Mountain home with bedrooms for cousins has dock privilege on Grand Lake

ON THE HOME FRONT Mark Samuelson

Colorado’s mountain real estate scene tends to be about ski towns — but one spot that’s always popular for second homes has little to do with downhill skiing, and never did.

Grand Lake, 50 minutes from Winter Park, was a resort destination well before the state’s first rope-tow was installed. In 1896 the family of Kentwood agent Carolyn O’Donnell’s husband bought property they came to call their “summer camp.” Every year, she recounts, they’d make a three-day trip by wagon just to spend a few weeks on the lakeshore.

Now that takes a little over two hours, to where O’Donnell has a home she’s showing this Friday that could put a family within walking distance of the same attractions that were luring vacationers a century ago.

Starting with the lake — four miles around and near-400 feet deep — a natural feature carved out by the same glaciers that sculpted its backdrop in Rocky Mountain National Park.

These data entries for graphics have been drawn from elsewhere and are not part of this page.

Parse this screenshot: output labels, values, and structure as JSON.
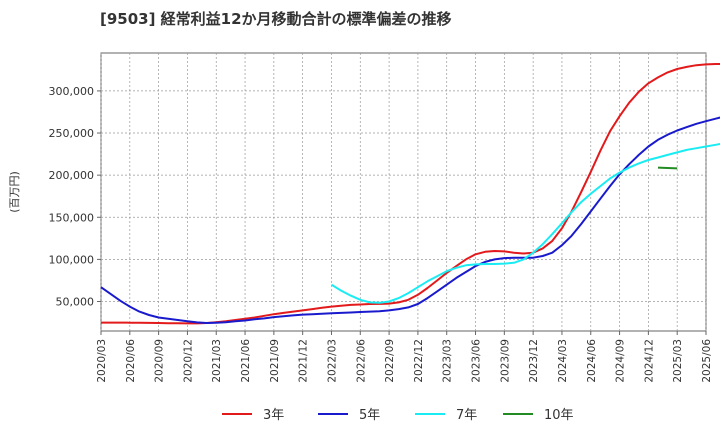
{
  "chart_data": {
    "type": "line",
    "title": "[9503]  経常利益12か月移動合計の標準偏差の推移",
    "ylabel": "(百万円)",
    "xlabel": "",
    "ylim": [
      15000,
      345000
    ],
    "y_ticks": [
      50000,
      100000,
      150000,
      200000,
      250000,
      300000
    ],
    "y_tick_labels": [
      "50,000",
      "100,000",
      "150,000",
      "200,000",
      "250,000",
      "300,000"
    ],
    "x_tick_labels": [
      "2020/03",
      "2020/06",
      "2020/09",
      "2020/12",
      "2021/03",
      "2021/06",
      "2021/09",
      "2021/12",
      "2022/03",
      "2022/06",
      "2022/09",
      "2022/12",
      "2023/03",
      "2023/06",
      "2023/09",
      "2023/12",
      "2024/03",
      "2024/06",
      "2024/09",
      "2024/12",
      "2025/03",
      "2025/06"
    ],
    "grid": true,
    "legend_position": "bottom",
    "series": [
      {
        "name": "3年",
        "color": "#e31a1c",
        "start": "2020/03",
        "values": [
          25000,
          25000,
          25000,
          24800,
          24700,
          24600,
          24500,
          24300,
          24200,
          24000,
          24000,
          24500,
          25500,
          26500,
          28000,
          29500,
          31000,
          33000,
          35000,
          36500,
          38000,
          39500,
          41000,
          42500,
          44000,
          45000,
          46000,
          46500,
          47000,
          47200,
          47500,
          49000,
          52000,
          58000,
          66000,
          75000,
          84000,
          92000,
          100000,
          106000,
          109000,
          110000,
          109500,
          108000,
          107000,
          108000,
          113000,
          122000,
          137000,
          157000,
          180000,
          204000,
          229000,
          252000,
          270000,
          286000,
          299000,
          309000,
          316000,
          322000,
          326000,
          328500,
          330500,
          331500,
          332000,
          332000,
          331500,
          331000,
          330000
        ]
      },
      {
        "name": "5年",
        "color": "#1a1acd",
        "start": "2020/03",
        "values": [
          67000,
          59000,
          51000,
          44000,
          38000,
          34000,
          31000,
          29500,
          28000,
          26500,
          25200,
          24500,
          24800,
          25500,
          26500,
          27500,
          29000,
          30000,
          31500,
          32500,
          33500,
          34500,
          35000,
          35500,
          36000,
          36500,
          37000,
          37500,
          38000,
          38500,
          39500,
          41000,
          43000,
          47000,
          54000,
          62000,
          70000,
          78000,
          85000,
          92000,
          97000,
          100000,
          101500,
          102000,
          102000,
          102000,
          104000,
          108000,
          117000,
          128000,
          142000,
          157000,
          172000,
          187000,
          201000,
          213000,
          224000,
          234000,
          242000,
          248000,
          253000,
          257000,
          261000,
          264000,
          267000,
          270000,
          273000,
          275000,
          277000
        ]
      },
      {
        "name": "7年",
        "color": "#19ecf2",
        "start": "2022/03",
        "values": [
          70000,
          63000,
          57000,
          52000,
          49000,
          48500,
          50000,
          54000,
          60000,
          67000,
          74000,
          80000,
          86000,
          90000,
          93000,
          94000,
          94500,
          94500,
          95000,
          96000,
          100000,
          108000,
          118000,
          130000,
          143000,
          156000,
          168000,
          178000,
          187000,
          196000,
          203000,
          209000,
          214000,
          218000,
          221000,
          224000,
          227000,
          230000,
          232000,
          234000,
          236000,
          238000
        ]
      },
      {
        "name": "10年",
        "color": "#238b23",
        "start": "2025/01",
        "values": [
          209000,
          208500,
          208000
        ]
      }
    ]
  }
}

Explorer John Wesley Powell made the connection that the lake was the headwater of the Colorado River, reaching 1,450 miles to the Gulf of California.

Boat dock

The house at 900 Tallaqua Drive is a 4-bedroom 4-bath layout that’s sized for overnighting cousins. It’s a 15 minute walk from Grand Lake’s historic boardwalk shopping and dining district along Grand Avenue. Better yet, she adds, it’s a 5-minute walk from the lake and from a marina on adjoining Shadow Mountain Reservoir where an owner has docking rights maintained by the Grand Lake Estates HOA.

From there one can set out onto Shadow Mountain Reservoir (that water is a little warmer for swimming or water skiing, O’Donnell says); or pass under Rainbow Bridge and down the quarter-mile channel into the colder natural lake, fed by snow melt.

“You can put a boat in and you don’t have to take it out until the end of the season,” O’Donnell said.

The house itself, built in 1983, was renovated to the studs in 2023, its cabin-style layout opened up into a wide family/dining area that includes a gourmet kitchen with premium appliances. The new interior has the bright-and-white look, offset by hardwood floors and by beetle-kill ceilings with that characteristic blue hue.

Like most vacation properties, it’s sold fully furnished, has all-new mechanical systems, and lots of storage for mountain “stuff” to match the attractions with 15 minutes of here, including fishing, hiking into the national park, and Nordic trails.

Price reduced

The price — already reduced — is $1.499 million, for 3,047 square feet plus a 2-car garage on a near-quarter-acre lot. To put that in perspective, O’Donnell says lakefront properties with marina access are averaging  $3-to-$3.5 million on the lake, $2.5 million on Shadow Mountain Reservoir.

The mountain market, O’Donnell adds, shows inventory up but prices stable, with supply growing faster for condos than for single-family homes like this one. “It’s a good time to buy,” she said, noting that sellers will be more negotiable.

She’ll do a happy-hour open house from 1-to-3 p.m., and point to some of her own clan’s favorite destinations, including kid-friendly Coyote Valley Trail five miles into the national park, and the lake’s beach beside Miyauchi’s Snack Bar, with the “best burger and ice cream cone in town.”

About this home:

Where: 900 Tallaqua Drive, Grand Lake. From I-70 west of Idaho Springs, take Exit 232 onto U.S. 40/Empire-Granby, continue 47 miles to U.S. 34; turn right, continue 14.5 miles to Grand Lake’s entry at W. Portal Road, take Portal 2 blocks to Lake Avenue, turn right 1 block to Shadow Mountain Drive to Tallaqua Drive.

When: Friday, July 13, 1 p.m. to 3 p.m.